В самом деле они хотели спустить шлюпку на воду. Тот, что пониже ростом, уже стянул с мотора чехол и, открутив вентиль, проверял в баке горючее. Больше никто ничего не сказал. Почвовед подхватил свое ружье и уток, болтавшихся на веревочке, и мы двинулись напрямик к шлюпкам, продираясь через кустарники на склоне холма. Те двое хорошо видели нас, и что ни минута, тем их поведение становилось всё удивительнее. Высокий что-то выкрикнул своему товарищу и, не стесняясь, указал на нас пальцем. Тот торопливо закрыл баки, и оба они, ухватившись с двух сторон за борта, погнали шлюпку навстречу волнам, растекавшимся по отмели. Мы скатились на берег метрах в десяти от того места, где теперь лежала только одна шлюпка. Вторая уже прыгала на волне, и было видно, как один из мотористов грудью навалился на левый борт, чтобы уравновесить шлюпку, когда второй в неё полезет. Тот вскарабкался на корму мокрый до плеч.
— Что случилось? — крикнула Лиза. — Куда вы?
Застучал мотор. Сидевшие в шлюпке обернулись. Они смотрели на нас. Нет, они смотрели только на меня, на меня одного.
— Мацейс!
Я видел его оскаленный, широко раскрытый рот, как у человека, который долго бежал и задохся. Шлюпка уходила по прямой от нас, а его глаза, смотревшие на меня в упор, точно оставались на месте, висели в воздухе. Я видел только их. Потом я, кажется, закричал: «Этих людей разыскивают», — пытался длинно объяснить, что это за люди, но сбился с первых же слов, потому что шлюпка уходила всё дальше и дальше. Потом Лиза, которая стояла рядом со мной, вдруг вырвала у почвоведа ружье и выстрелила из обоих стволов. Дробь так и шваокнула по воде: ружье было заряжено дробью.

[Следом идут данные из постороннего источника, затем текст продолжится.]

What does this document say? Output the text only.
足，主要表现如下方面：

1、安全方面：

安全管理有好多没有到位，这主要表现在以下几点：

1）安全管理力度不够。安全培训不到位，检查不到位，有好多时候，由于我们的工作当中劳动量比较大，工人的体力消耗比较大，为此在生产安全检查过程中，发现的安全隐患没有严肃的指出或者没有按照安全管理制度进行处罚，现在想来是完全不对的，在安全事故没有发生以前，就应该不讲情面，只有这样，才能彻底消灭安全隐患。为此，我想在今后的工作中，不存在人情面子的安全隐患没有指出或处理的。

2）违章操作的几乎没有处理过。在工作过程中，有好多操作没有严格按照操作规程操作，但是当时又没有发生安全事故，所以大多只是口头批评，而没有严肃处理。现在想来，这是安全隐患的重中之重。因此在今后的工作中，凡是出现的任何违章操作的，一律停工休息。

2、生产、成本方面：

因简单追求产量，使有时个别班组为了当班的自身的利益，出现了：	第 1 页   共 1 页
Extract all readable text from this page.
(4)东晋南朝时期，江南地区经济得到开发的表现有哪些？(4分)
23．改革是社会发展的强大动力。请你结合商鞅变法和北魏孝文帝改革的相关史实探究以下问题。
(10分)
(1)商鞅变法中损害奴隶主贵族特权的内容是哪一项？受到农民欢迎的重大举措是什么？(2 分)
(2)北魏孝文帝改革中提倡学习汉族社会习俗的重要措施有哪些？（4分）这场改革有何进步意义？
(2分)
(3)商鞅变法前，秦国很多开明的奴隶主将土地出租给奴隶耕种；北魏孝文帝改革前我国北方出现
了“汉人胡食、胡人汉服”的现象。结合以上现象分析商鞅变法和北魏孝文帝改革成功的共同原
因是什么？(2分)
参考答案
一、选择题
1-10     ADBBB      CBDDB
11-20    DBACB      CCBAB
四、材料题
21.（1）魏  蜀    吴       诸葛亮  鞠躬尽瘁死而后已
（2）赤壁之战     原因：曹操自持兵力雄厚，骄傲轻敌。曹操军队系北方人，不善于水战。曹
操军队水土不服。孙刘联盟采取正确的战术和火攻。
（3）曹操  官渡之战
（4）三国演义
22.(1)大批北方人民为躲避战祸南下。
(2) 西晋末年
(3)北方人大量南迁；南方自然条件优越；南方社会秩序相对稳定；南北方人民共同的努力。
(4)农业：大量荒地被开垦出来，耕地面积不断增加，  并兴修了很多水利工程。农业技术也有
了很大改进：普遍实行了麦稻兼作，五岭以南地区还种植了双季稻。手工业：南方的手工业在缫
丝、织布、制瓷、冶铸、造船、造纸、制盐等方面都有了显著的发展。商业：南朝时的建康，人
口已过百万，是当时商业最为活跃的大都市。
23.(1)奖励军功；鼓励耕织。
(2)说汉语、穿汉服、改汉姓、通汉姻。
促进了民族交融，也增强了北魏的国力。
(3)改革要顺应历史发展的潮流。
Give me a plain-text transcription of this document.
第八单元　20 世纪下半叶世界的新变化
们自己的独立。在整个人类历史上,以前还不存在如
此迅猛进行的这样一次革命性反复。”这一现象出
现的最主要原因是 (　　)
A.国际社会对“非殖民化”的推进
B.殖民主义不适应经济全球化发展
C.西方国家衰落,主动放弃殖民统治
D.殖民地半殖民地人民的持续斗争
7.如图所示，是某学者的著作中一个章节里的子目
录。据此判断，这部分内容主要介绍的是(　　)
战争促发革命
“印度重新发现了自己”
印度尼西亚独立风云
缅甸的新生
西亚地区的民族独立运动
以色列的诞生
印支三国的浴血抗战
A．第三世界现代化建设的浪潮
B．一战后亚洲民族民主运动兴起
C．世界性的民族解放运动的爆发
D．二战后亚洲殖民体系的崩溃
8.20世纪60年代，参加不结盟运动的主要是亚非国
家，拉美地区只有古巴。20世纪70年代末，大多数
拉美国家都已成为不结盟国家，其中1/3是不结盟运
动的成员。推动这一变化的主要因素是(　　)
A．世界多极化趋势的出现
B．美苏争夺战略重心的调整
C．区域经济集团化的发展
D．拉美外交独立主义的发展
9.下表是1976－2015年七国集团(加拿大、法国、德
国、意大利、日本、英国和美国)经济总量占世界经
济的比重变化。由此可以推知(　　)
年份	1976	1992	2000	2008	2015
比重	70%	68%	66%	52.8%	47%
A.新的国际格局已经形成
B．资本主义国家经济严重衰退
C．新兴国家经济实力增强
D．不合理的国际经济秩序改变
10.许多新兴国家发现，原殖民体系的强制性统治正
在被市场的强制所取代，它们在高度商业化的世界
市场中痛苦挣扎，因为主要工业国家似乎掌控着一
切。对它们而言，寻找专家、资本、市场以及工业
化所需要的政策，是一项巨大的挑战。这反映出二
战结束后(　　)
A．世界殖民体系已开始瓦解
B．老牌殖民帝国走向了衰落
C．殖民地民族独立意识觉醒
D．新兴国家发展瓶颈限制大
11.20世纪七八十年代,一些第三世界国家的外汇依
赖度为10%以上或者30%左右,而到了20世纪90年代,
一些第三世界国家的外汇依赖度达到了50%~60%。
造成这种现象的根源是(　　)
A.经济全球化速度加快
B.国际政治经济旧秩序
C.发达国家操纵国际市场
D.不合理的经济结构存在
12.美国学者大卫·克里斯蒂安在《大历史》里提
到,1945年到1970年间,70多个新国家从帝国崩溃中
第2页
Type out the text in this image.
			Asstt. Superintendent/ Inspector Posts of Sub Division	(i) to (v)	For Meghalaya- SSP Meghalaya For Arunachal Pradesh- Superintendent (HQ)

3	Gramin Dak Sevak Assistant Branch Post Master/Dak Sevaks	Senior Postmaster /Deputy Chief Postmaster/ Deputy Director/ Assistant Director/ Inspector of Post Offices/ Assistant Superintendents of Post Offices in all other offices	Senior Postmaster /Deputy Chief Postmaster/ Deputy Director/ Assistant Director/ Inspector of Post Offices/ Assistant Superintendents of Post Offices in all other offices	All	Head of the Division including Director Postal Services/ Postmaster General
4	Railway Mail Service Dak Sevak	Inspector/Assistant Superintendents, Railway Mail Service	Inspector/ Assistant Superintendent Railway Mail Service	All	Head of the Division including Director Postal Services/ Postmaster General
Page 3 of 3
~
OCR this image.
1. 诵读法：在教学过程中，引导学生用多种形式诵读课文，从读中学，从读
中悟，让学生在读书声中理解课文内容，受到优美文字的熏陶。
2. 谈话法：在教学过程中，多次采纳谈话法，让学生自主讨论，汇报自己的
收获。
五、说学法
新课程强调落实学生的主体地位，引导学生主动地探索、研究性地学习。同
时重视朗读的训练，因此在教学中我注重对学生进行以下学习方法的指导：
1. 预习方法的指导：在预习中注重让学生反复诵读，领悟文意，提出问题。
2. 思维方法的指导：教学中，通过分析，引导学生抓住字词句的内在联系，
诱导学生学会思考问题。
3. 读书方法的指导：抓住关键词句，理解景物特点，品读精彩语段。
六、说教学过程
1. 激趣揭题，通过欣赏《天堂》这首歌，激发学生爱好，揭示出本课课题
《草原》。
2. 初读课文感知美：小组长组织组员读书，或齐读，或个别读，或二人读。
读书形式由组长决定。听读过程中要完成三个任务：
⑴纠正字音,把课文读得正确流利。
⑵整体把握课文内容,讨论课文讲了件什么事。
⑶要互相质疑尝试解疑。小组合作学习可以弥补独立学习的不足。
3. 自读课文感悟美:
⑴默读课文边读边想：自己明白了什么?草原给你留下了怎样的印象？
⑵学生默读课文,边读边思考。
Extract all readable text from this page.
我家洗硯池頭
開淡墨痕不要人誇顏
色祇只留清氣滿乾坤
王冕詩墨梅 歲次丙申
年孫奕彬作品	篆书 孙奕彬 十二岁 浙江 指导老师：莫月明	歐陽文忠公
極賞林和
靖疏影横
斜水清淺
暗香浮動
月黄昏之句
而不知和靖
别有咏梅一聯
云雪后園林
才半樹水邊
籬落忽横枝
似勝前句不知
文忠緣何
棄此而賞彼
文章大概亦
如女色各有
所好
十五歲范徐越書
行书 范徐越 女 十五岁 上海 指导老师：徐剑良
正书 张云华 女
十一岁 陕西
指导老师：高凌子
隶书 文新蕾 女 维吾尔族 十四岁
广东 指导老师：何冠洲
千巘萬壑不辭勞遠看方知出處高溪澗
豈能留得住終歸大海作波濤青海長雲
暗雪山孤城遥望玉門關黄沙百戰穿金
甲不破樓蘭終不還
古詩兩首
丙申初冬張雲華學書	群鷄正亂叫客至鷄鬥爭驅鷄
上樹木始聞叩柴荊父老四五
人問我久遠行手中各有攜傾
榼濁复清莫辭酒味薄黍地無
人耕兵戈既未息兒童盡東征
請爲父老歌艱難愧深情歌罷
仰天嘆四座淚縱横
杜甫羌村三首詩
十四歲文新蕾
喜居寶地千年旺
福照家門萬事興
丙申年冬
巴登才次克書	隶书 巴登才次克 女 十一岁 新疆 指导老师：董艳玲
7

С таким же успехом можно было швырять им вдогонку мелкие камешки.
Я кинулся ко второй шлюпке, оставшейся на берегу. Я навалился на неё, тянул за борта, гнал на воду, а она не двигалась с места.
— Да помогите же мне! — крикнул я. — Стоят, как столбы!
Они вовсе не стояли, как столбы. Почвовед, чертыхаясь, выворачивал наизнанку карманы, в которых лежали патроны, Лиза быстро перезарядила ружье, и они бросились ко мне на подмогу. Шлюпка запрыгала на волне.
— Только двое, — сказал я, перебрасываясь за борт. — Третий пусть останется.
Лиза бросила в шлюпку ружье, я подхватил её под руки и сразу же дал газ. Наш охотник так и остался стоять по пояс в воде, но третьего я не хотел брать, чтобы не загружать шлюпку. Мы рванули с места.